The 615km Oodnadatta Track is a convenient shortcut between the Flinders Ranges and Central Australia. It also gives you a more genuine outback experience than you would get if you stick to the highway.
The track runs from Marree, 184km north of Parachilna, to Marla, on the Stuart Highway between Coober Pedy and Alice Springs. Many travellers, and several of the backpacker buses, take the track as far as William Creek and then continue on William Creek Road to Coober Pedy.
The Oodnadatta Track follows the path of the old Ghan railway and also passes by the 5,300km-long dog fence and the southern edge of Lake Eyre. Some of the small outback communities on the track provide a glimpse of Australia that few tourists ever have the chance to experience. The main towns on the track are Marla, William Creek and Oodnadatta.

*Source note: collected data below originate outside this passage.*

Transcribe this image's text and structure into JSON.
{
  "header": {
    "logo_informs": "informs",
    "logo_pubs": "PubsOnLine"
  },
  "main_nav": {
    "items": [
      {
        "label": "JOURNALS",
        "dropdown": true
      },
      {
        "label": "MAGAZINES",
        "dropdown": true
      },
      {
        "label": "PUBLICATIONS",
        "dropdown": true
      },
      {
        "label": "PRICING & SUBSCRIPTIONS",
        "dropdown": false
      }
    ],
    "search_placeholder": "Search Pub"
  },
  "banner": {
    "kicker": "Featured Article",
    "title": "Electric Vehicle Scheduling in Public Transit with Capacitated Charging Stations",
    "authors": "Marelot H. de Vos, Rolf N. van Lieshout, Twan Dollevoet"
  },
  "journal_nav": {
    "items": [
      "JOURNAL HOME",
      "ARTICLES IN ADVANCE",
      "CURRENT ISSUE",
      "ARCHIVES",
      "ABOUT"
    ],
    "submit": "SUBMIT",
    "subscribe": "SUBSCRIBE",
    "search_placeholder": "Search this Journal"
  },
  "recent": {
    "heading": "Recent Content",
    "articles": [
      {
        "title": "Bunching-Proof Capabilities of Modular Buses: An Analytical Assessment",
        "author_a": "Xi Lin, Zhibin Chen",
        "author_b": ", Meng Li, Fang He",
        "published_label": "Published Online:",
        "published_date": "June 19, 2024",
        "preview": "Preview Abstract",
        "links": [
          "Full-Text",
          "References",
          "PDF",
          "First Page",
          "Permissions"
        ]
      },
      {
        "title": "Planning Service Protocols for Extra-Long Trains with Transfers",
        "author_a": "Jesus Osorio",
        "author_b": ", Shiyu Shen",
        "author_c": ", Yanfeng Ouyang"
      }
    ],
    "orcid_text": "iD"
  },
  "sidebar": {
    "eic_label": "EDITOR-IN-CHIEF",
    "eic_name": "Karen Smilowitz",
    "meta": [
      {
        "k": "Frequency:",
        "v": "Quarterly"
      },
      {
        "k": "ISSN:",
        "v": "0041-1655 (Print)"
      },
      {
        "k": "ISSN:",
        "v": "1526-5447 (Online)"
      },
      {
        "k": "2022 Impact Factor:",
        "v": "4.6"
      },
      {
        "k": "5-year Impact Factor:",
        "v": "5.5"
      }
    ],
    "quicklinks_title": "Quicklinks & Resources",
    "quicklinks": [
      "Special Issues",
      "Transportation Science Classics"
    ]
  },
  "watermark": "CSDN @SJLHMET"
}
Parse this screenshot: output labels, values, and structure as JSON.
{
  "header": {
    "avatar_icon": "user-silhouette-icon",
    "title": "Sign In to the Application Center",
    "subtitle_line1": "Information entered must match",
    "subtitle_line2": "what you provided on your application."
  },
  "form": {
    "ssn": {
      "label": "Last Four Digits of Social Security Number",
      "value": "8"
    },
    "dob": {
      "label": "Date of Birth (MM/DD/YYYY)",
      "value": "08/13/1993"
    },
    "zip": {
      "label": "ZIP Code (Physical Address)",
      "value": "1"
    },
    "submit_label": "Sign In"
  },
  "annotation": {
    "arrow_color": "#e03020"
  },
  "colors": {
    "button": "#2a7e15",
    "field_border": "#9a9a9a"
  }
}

Marree is the starting point for both the Oodnadatta and Birdsville Tracks. Normally a sleepy hamlet of around 80 people, it comes alive in July when it hosts the annual Camel Cup. If possible it is worth planning your trip around this event since it is not everyday that you get the opportunity to attend a camel race.
William Creek is Australia’s smallest town with a population of only 12, but it is located on the world’s largest cattle property. At 32,500km2, Anna Creek Station is about the same size as Belgium. Scenic flights over Lake Eyre depart from here.
If you continue north along the track, you’ll come to Oodnadatta; an uninspiring place that was the birthplace of the Royal Flying Doctor Service. There are a few interesting sites here including a small museum.
Despite popular misconceptions, a 4WD vehicle is not necessary to tackle the track and many people head up this way in a regular car, especially during dry weather. However it is an unsealed road so you are prohibited from taking rental cars on it.